Strategic Insights (Research)

# Category Insight Source Confidence
SS1 process User deferred all 3 guiding questions to research ("don't know, we will see") — zero constraints on wording. This means the researcher has full autonomy on naming. In TFW context: when user trusts the research process, they delegate vocabulary decisions entirely.
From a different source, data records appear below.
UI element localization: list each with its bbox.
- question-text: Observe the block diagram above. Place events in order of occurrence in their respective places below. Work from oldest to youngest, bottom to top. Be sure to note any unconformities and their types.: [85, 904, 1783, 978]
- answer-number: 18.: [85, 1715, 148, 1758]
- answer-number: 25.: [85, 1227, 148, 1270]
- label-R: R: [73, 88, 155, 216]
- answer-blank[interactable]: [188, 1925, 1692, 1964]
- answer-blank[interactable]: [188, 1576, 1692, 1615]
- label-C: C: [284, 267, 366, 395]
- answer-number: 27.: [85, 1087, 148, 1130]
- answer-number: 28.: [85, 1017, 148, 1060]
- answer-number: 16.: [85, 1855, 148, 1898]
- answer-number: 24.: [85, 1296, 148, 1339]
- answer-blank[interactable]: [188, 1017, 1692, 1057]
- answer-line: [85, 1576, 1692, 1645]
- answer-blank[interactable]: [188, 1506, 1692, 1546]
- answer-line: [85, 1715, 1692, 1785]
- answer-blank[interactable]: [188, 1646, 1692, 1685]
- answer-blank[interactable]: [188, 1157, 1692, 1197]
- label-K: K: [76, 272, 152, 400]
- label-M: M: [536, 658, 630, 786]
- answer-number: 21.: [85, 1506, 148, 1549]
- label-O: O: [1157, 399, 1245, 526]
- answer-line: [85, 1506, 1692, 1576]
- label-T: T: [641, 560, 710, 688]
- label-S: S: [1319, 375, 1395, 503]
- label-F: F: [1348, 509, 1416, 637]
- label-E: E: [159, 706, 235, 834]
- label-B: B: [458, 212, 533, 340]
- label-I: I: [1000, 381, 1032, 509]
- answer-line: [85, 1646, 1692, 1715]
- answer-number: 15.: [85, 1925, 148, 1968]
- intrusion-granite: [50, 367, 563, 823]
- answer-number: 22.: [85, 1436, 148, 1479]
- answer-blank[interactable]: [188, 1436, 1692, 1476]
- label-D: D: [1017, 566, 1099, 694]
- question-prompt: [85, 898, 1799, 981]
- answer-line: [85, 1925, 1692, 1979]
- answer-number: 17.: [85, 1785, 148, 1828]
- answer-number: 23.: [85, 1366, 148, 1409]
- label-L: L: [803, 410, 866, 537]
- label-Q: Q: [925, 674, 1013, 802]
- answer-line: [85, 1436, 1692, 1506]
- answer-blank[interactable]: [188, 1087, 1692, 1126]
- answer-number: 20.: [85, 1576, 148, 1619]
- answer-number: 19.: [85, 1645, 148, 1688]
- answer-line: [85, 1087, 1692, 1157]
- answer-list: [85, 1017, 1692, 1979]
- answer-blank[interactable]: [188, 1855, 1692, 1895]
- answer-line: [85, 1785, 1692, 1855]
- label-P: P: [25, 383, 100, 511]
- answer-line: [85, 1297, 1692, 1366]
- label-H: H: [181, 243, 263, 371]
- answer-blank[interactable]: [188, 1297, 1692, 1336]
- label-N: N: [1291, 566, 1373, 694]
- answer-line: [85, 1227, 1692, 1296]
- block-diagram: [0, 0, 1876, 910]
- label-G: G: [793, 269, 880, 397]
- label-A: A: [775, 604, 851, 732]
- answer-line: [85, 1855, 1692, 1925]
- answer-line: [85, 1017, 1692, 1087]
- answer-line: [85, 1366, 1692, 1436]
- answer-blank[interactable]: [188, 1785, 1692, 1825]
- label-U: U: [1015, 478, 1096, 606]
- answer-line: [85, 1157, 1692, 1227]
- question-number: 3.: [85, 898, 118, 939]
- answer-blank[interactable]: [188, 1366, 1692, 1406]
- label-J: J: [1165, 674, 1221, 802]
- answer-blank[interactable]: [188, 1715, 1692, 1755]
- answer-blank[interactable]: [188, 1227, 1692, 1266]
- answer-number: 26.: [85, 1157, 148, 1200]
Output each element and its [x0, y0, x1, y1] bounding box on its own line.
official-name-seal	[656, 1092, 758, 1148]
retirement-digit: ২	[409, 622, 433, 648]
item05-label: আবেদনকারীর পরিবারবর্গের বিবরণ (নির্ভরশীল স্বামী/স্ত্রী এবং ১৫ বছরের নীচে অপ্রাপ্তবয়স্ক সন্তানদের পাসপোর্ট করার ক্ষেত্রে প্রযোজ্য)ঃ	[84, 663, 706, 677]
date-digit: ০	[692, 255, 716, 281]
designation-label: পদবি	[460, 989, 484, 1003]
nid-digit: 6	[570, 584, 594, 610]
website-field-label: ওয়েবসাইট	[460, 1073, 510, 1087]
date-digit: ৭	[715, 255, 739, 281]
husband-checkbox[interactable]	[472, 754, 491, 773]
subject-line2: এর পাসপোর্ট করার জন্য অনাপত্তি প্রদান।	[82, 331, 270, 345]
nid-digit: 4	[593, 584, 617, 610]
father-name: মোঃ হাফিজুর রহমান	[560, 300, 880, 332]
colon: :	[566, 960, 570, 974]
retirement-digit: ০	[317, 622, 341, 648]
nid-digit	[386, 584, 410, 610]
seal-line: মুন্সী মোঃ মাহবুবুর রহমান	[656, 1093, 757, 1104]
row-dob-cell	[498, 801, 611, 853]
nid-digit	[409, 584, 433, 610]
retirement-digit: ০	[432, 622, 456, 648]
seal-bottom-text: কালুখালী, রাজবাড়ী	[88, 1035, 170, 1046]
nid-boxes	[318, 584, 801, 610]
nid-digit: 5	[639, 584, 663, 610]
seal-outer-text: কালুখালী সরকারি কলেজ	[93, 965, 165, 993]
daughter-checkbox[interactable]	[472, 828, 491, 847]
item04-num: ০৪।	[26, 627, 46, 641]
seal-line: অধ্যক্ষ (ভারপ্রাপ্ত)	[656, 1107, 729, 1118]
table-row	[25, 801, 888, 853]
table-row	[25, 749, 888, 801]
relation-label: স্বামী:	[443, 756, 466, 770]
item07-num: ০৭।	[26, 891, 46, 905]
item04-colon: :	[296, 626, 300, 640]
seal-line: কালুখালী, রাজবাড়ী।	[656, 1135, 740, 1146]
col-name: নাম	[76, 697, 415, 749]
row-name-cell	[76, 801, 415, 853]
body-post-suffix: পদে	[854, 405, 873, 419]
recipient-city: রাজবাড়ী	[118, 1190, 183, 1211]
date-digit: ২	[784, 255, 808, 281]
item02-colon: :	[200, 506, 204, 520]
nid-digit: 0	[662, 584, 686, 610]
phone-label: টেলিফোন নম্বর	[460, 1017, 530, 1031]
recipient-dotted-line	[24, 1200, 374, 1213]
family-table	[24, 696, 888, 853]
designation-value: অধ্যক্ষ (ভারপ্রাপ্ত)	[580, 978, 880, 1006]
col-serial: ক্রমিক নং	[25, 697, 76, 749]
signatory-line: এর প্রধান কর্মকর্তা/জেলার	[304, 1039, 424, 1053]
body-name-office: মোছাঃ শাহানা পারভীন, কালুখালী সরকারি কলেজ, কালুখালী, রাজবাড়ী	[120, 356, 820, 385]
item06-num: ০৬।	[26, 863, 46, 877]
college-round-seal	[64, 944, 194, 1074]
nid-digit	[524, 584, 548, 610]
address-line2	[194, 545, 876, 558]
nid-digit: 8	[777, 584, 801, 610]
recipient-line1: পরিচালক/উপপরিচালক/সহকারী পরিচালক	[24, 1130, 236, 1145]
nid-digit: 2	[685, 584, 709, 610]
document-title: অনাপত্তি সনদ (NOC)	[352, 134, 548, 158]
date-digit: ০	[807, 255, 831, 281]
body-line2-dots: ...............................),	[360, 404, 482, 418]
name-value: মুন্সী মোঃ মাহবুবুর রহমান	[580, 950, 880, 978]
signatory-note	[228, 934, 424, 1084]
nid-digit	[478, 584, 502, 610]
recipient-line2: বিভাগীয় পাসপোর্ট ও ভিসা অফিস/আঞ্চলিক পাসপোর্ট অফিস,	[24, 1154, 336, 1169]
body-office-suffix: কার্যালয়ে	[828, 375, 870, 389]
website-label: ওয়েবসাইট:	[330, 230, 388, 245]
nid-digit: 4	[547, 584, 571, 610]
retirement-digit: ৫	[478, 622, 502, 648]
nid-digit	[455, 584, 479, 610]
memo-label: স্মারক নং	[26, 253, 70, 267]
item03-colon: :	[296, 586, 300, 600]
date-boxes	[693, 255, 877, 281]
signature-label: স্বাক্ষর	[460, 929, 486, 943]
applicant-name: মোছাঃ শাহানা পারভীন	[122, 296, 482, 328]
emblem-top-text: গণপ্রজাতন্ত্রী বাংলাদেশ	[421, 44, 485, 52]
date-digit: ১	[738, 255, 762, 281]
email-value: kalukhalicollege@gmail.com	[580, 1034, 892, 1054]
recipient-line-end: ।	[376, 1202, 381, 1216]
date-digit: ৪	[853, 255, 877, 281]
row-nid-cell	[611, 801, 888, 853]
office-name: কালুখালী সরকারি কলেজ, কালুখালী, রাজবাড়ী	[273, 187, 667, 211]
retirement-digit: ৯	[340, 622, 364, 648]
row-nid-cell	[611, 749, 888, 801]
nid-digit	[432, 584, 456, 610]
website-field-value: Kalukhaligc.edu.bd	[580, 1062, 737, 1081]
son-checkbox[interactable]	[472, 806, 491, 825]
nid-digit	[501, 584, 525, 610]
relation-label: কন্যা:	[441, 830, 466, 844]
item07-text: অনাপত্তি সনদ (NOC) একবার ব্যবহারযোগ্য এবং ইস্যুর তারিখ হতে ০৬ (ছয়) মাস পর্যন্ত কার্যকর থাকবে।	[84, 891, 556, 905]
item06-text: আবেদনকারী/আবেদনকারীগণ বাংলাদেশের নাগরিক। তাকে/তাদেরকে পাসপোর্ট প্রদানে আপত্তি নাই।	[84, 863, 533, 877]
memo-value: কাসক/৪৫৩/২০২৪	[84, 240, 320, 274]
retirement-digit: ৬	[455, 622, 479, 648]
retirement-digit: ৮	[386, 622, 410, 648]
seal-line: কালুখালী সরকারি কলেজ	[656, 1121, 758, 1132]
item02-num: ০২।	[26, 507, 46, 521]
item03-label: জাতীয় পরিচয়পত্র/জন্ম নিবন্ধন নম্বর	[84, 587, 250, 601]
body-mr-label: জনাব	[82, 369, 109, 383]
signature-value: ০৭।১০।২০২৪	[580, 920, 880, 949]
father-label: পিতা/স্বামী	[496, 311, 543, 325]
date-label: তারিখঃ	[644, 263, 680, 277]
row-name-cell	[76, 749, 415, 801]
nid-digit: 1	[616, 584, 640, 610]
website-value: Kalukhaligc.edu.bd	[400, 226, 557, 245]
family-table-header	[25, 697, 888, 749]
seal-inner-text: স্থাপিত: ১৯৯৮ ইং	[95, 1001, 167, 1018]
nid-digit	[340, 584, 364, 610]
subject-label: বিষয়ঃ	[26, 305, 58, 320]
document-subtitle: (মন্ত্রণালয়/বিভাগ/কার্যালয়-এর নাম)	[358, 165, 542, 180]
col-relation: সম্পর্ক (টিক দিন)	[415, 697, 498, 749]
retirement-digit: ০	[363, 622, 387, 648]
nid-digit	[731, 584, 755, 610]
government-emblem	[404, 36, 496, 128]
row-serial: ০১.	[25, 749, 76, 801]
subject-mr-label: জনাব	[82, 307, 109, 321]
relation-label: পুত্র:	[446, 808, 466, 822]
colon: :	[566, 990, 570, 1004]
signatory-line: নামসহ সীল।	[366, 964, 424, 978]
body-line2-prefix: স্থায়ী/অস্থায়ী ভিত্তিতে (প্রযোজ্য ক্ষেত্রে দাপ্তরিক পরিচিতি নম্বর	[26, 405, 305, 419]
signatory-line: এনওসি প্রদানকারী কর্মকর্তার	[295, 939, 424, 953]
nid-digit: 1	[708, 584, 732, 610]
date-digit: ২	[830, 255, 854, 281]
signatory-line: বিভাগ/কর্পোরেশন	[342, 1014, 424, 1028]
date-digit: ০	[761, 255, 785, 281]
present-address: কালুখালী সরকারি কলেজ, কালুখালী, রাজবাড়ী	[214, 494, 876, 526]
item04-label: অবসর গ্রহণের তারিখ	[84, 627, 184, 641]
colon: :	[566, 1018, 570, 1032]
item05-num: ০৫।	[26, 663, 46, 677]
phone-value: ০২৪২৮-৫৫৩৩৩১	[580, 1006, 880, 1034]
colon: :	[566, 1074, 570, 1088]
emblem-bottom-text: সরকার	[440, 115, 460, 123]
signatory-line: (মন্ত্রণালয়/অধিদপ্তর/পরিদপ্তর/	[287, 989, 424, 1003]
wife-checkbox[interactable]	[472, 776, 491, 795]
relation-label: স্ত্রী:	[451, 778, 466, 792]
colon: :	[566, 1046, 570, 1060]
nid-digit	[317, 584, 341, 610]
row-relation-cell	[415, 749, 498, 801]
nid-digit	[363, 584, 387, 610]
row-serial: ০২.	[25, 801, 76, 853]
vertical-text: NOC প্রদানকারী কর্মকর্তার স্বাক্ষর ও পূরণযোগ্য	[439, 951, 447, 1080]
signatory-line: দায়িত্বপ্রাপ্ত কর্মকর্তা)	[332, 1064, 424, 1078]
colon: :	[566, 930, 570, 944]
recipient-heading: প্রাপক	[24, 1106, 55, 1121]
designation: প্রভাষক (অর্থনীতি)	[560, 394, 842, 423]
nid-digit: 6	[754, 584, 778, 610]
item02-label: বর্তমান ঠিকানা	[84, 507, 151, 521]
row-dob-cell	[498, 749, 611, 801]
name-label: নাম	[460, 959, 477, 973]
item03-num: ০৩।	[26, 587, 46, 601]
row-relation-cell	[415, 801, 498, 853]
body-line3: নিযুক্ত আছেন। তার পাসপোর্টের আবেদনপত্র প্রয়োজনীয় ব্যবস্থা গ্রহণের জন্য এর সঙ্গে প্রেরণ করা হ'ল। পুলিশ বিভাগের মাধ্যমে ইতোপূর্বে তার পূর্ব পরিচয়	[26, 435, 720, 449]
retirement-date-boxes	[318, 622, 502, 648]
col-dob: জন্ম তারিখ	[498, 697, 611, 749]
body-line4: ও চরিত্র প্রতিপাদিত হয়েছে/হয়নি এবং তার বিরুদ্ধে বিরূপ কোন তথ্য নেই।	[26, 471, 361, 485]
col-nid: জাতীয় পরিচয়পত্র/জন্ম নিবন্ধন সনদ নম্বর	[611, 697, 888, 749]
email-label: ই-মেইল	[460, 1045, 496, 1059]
This is different from D28 sessions where user had strong naming intuitions User, Briefing Q&A ★★☆

Findings Map

                    ┌─────────────────────────────┐
                    │  REVIEW PATTERN (proven [D41](../../../../knowledge-index.md#architecture-decisions)) │
                    │  Map → Verify → Judge        │
                    │  Newcomer → Auditor → Judge   │
                    └──────────────┬───────────────┘
                                   │ transfer (H3 ✅)
                    ┌──────────────▼───────────────┐
                    │  RESEARCH PATTERN (proposed)  │
                    │  Brief → Gather → Extract →   │
                    │  Challenge                    │
                    │  Strategist → Explorer →      │
                    │  Analyst → Critic             │
                    └──────────────┬───────────────┘
                                   │
              ┌────────────────────┼────────────────────┐
              │                    │                    │
     ┌────────▼────────┐ ┌────────▼────────┐ ┌────────▼────────┐
     │ THREE-LAYER      │ │ DUAL SIGNAL     │ │ ESCALATION      │
     │ VERIFICATION     │ │ ([D3](../../../../knowledge-index.md#architecture-decisions))            │ │ PATTERN ([D7](../../../../knowledge-index.md#architecture-decisions))    │
     │                  │ │                 │ │                 │
     │ h1 = task        │ │ h1 stays        │ │ purpose         │
     │ Mindset = identity│ │ Mindset adds    │ │ → coverage      │
     │ Checkpoint = work │ │ (complementary) │ │ → insight       │
     └──────────────────┘ └─────────────────┘ │ → robustness    │
                                               └─────────────────┘

Iteration Status

  • Iteration: 1 of 1 (min) / 3 (max)
  • Hypotheses tested: H1 (✅ confirmed), H2 (✅ confirmed), H3 (✅ confirmed), H4 (❌ partially refuted), H5 (🔄 refined)
  • Hypotheses deferred: None
  • Gaps discovered: None — all hypotheses resolved with evidence
  • Superseded decisions: None

Open Threads (for next iteration)

No open threads.

Recommendation

  • [x] SUFFICIENT — proceed to /tfw-plan to update HL and write TS
  • [ ] MORE NEEDED — {specify what and why}
  • [ ] BLOCKED — {specify blocker}

All 5 hypotheses resolved. The proposed Mindset block wording is concrete enough to implement. The C2+T1 alternative (lighter Briefing) is noted but not blocking — it's a fallback if practice shows full Briefing Mindset is too heavy.

Conclusion

This research determined exact Mindset block wording for 4 research stage templates by transferring the proven review template pattern (D41) and validating it against external LLM persona prompting evidence and TFW's own naming principles (D28, F3). The key finding is that role-nouns (Strategist/Explorer/Analyst/Critic) work because they occupy distinct positions on two cognitive axes (convergent↔divergent, build↔break), and that h1 guiding questions and Mindset blocks serve different verification layers — they are complementary, not substitutes. H4 was partially refuted: the assumption that guiding questions should move into Mindset was wrong. H5 was refined: the effective Test format is existential external perspective with stage-output reference, not the assumed "Did I...?" self-check. Without this research, the implementation would have likely copied review Mindset blocks mechanically — missing the three-layer verification insight and producing Test questions that duplicate the existing Checkpoint.